La période couvrant la propagation du Covid-19 allant de 2020 à 2022 est particulièrement significative de la victoire de la sottise sur l’intelligence.
Intelligents et sots étaient unis devant les annonces cataclysmiques du début de l’épidémie. Quelques mois plus tard, seuls les intelligents sont gagnés par le doute et s’interrogent sur l’instrumentalisation de la peur par les Autorités. Les sots, au contraire, trouvent le danger plus conséquent que les autorités elles-mêmes, le disent et les encouragent à des mesures sanitaires plus grandes. On a même frôlé la dénonciation anonyme du nom vacciné comme un acte patriotique !
Face aux marchands de peur, plus personne n’a été autorisé à exprimer le moindre doute. Les spécialistes qui dédramatisaient la situation ont été priés de se taire. Tandis que les sots applaudissaient, les intelligents y voyaient naître les ressorts d’une pensée totalitaire.
La presse, déjà fort imbriquée dans le pouvoir en place, avec le Covid-19, ne s’en cache même plus. Ainsi au fil des colonnes, à de rares exceptions, un esprit sectaire s’est installé au motif humaniste.
Les lecteurs prennent pour argent comptant les slogans des laboratoires. Les médecins de plateaux s’en saisissent, pour un carrousel de vérités contradictoires que personne ne relève.
Les intelligents y ont vu la perte de la démocratie à travers l’effondrement de tous les contre-pouvoirs. Les sots y ont vu une gestion de lutte contre le fléau.
Les sots ne se sentent vivre que dans la passivité. Ils adorent qu’on les surveille et exigent des ordres sévères de Vandenbroucke. Leur seule exigence c’est le bien-être, qu’ils soient récompensés de leur obéissance par l’absolue certitude qu’ils ne mourront pas du Covid intubés dans un couloir des urgences.

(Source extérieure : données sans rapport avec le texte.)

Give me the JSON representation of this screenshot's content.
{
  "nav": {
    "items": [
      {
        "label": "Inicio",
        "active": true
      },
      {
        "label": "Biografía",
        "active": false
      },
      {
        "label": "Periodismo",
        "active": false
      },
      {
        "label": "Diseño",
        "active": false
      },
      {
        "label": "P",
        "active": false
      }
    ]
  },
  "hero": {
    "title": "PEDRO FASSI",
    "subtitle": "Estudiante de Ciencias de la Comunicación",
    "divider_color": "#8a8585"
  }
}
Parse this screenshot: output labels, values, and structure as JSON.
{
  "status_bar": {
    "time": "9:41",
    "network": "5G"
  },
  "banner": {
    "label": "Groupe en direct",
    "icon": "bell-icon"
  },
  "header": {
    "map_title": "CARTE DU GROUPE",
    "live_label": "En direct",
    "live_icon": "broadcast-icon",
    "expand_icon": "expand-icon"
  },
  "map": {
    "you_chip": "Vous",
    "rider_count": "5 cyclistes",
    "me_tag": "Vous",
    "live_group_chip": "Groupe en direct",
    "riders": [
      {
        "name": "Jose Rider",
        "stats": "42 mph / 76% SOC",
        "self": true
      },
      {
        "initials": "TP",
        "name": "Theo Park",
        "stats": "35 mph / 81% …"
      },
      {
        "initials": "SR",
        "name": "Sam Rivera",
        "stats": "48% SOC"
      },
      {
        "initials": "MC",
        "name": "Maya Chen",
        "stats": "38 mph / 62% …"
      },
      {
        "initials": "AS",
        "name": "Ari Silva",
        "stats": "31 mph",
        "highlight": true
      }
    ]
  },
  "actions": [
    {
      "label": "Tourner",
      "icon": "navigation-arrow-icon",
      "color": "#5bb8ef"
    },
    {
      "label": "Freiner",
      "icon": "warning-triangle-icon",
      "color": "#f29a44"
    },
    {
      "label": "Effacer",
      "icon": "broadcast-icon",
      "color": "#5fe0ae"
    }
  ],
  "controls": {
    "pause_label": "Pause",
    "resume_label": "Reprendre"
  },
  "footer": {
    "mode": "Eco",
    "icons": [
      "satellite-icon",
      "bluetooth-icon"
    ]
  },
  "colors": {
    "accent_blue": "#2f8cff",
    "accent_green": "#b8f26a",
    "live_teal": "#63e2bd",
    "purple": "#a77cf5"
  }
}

Cette période, qui n’est pas encore terminée, a révélé une grave crise de l’intelligence. Hypnotisés par ce virus, les sots ont même entraîné une partie des intelligents dans leur confrérie. Comme quoi si l’inverse est impossible, le passage d’un intelligent chez les sots est fréquent. Il y aura oublié la désindustrialisation, l’islamisme radical, l’affaiblissement du niveau scolaire, les lois linguistiques, le scandale des maisons de retraite, l’usine à gaz administrative de la Belgique.
Hormis les politiques qui sont satisfaits d’eux-mêmes par calcul, ceux qui sont satisfaits d’eux-mêmes restent bien les parangons de la bêtise et découragent tout véritable échange humain. Ils renoncent à tout savoir comme à tout pouvoir. Ils deviennent une substance impersonnelle. Ils se complaisent dans ce qui les limite.
Les grands partis traditionnels comptent sur eux pour leurs effectifs. Certains membres actifs de ces partis, s’essaient au ridicule à seule fin de les séduire. La recette est des plus faciles. Il suffit de se dépeindre suffisant et imbu de soi-même, réfutant à l’avance tout autre discours, pour qu’aussitôt les sots s’y reconnaissent.
Inutile de citer des noms, puisque Georges-Louis Bouchez fait la synthèse.
Il y a aussi une forme de bêtise que l’on rencontre à l’intérieur de l’érudition. Parfois l’augmentation de la bêtise croît parallèlement à l’accroissement du savoir.
On ne peut pas sortir du sujet sans citer Flaubert qui décelait la bêtise dans ceux qui veulent conclure.